Официант уважительно ввел в вагон горько плачущую Грету Олссон. Продолжая рыдать, она плюхнулась на стул напротив Пуаро и достала большой носовой платок.

– Ну, ну, не стоит так расстраиваться, мадемуазель. Не стоит. – Сыщик похлопал ее по плечу. – Немного правды, и вы свободны. Вы же были няней маленькой Дейзи Армстронг, не так ли?

– Так, именно так, – рыдала несчастная женщина. – Она была настоящим ангелом. Маленьким, очаровательным ангелочком. Она ничего не знала, кроме добра и любви… и ее похитил этот мерзавец… он мучил ее. А потом ее бедная мать, и другой ребеночек, который еще не родился… Вы не можете понять… вы просто не знаете… если б вы были там, как я… если б видели всю эту ужасную трагедию… я сама должна была сказать вам всю правду сегодня утром. Но я боялась – боялась! Я так обрадовалась, что этот негодяй умер – что он не будет больше мучить и убивать маленьких детей! Боже, я не могу говорить – у меня нет слов…

И она зарыдала еще сильнее.

Пуаро продолжал нежно похлопывать ее по плечу.

– Ну же… ну… я все понимаю… Я все понимаю, говорю вам. Я больше не буду вас ни о чем спрашивать. Достаточно того, что вы признались в том, что для меня уже давно не секрет. Еще раз, говорю вам, что все понимаю.

Не в силах говорить от рыданий, Грета Олссон встала и, как слепая, на ощупь направилась к двери.

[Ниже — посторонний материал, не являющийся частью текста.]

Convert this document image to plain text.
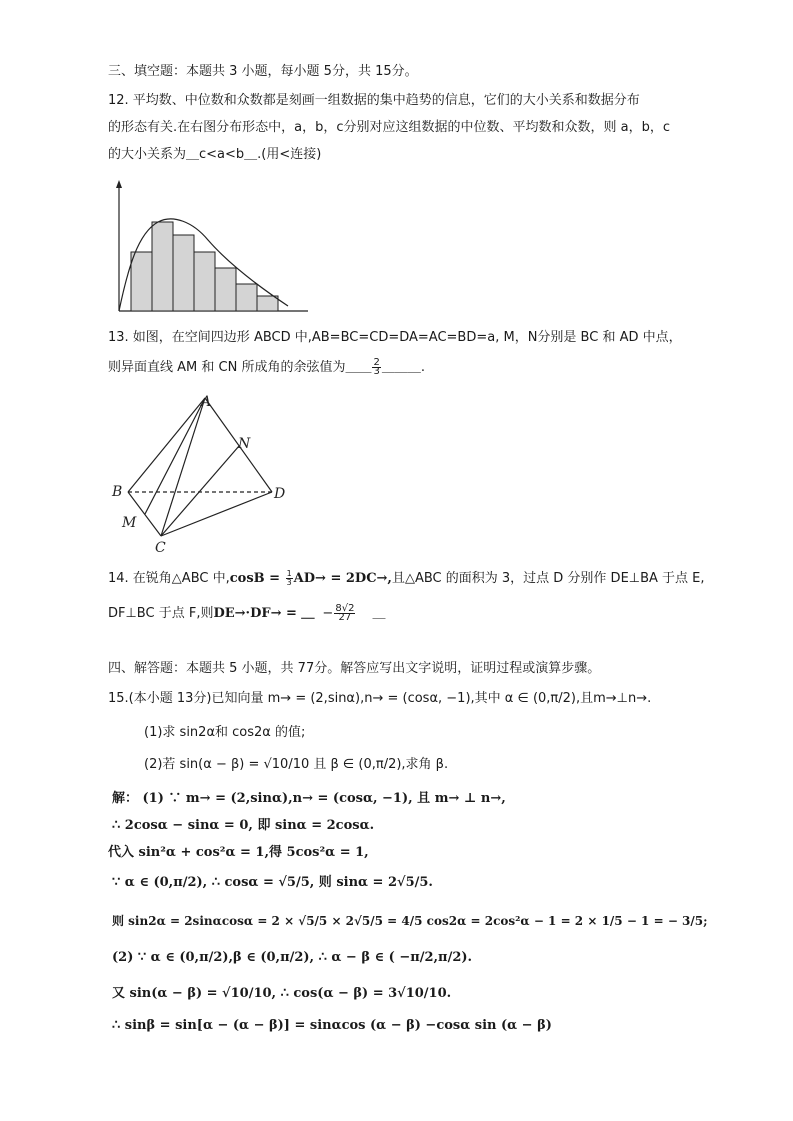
三、填空题：本题共 3 小题，每小题 5分，共 15分。
12. 平均数、中位数和众数都是刻画一组数据的集中趋势的信息，它们的大小关系和数据分布
的形态有关.在右图分布形态中，a，b，c分别对应这组数据的中位数、平均数和众数，则 a，b，c
的大小关系为＿c<a<b＿.(用<连接)
13. 如图，在空间四边形 ABCD 中,AB=BC=CD=DA=AC=BD=a, M，N分别是 BC 和 AD 中点，
则异面直线 AM 和 CN 所成角的余弦值为＿＿ $\frac{2}{3}$ ＿＿＿.
A
B
C
D
M
N
14. 在锐角△ABC 中$,\cos B = \frac{1}{3} AD\to = 2DC\to$,且△ABC 的面积为 3，过点 D 分别作 DE⊥BA 于点 E,
DF⊥BC 于点 F,则DE→·DF→ = ＿ − $\frac{8√2}{27}$ ＿
四、解答题：本题共 5 小题，共 77分。解答应写出文字说明，证明过程或演算步骤。
15.(本小题 13分)已知向量 m→ = (2,sinα),n→ = (cosα, −1),其中 α ∈ (0,π/2),且m→⊥n→.
(1)求 sin2α和 cos2α 的值;
(2)若 sin(α − β) = √10/10 且 β ∈ (0,π/2),求角 β.
解： (1) ∵ m→ = (2,sinα),n→ = (cosα, −1), 且 m→ ⊥ n→,
∴ 2cosα − sinα = 0, 即 sinα = 2cosα.
代入 sin²α + cos²α = 1,得 5cos²α = 1,
∵ α ∈ (0,π/2), ∴ cosα = √5/5, 则 sinα = 2√5/5.
则 sin2α = 2sinαcosα = 2 × √5/5 × 2√5/5 = 4/5 cos2α = 2cos²α − 1 = 2 × 1/5 − 1 = − 3/5;
(2) ∵ α ∈ (0,π/2),β ∈ (0,π/2), ∴ α − β ∈ ( −π/2,π/2).
又 sin(α − β) = √10/10, ∴ cos(α − β) = 3√10/10.
∴ sinβ = sin[α − (α − β)] = sinαcos (α − β) −cosα sin (α − β)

Не успела она до нее добраться, как в вагон вошел мужчина. Это был камердинер Мастермэн. Он подошел прямо к Пуаро и заговорил своим обычным, негромким, ровным голосом:

– Надеюсь, что не помешал вам, сэр. Я решил, что лучше всего самому прийти к вам и рассказать всю правду. Я был ординарцем полковника Армстронга во время войны, а после нее стал его камердинером в Нью-Йорке. Боюсь, что сегодня утром я скрыл от вас данный факт. Это было моей большой ошибкой, и я решил прийти к вам и облегчить душу. Но я надеюсь, сэр, что вы не подозреваете Тонио. Старина Тонио и мухи не обидит. И я готов поклясться, что он не выходил ночью из купе. Так что, сэр, он просто не мог этого сделать. Хотя Тонио и иностранец, но он добрейшее существо – совсем не похож на этих ужасных итальянцев, о которых пишут в газетах.

Мастермэн замолчал.

– Это все, что вы хотите сказать? – спросил Пуаро, твердо глядя ему в глаза.

– Это все, сэр.

Камердинер помолчал и, увидев, что маленький бельгиец не собирается ничего говорить, поклонился с виноватым видом и вышел из вагона так же тихо и незаметно, как и вошел.

– Все это, – сказал доктор Константин, – еще более невероятно, чем любой roman policier[77], который мне доводилось читать.

– Полностью с вами согласен, – сказал месье Бук. – Из двенадцати пассажиров вагона девять оказались связаны с делом Армстронгов. И что же дальше? Или, лучше сказать, кто следующий?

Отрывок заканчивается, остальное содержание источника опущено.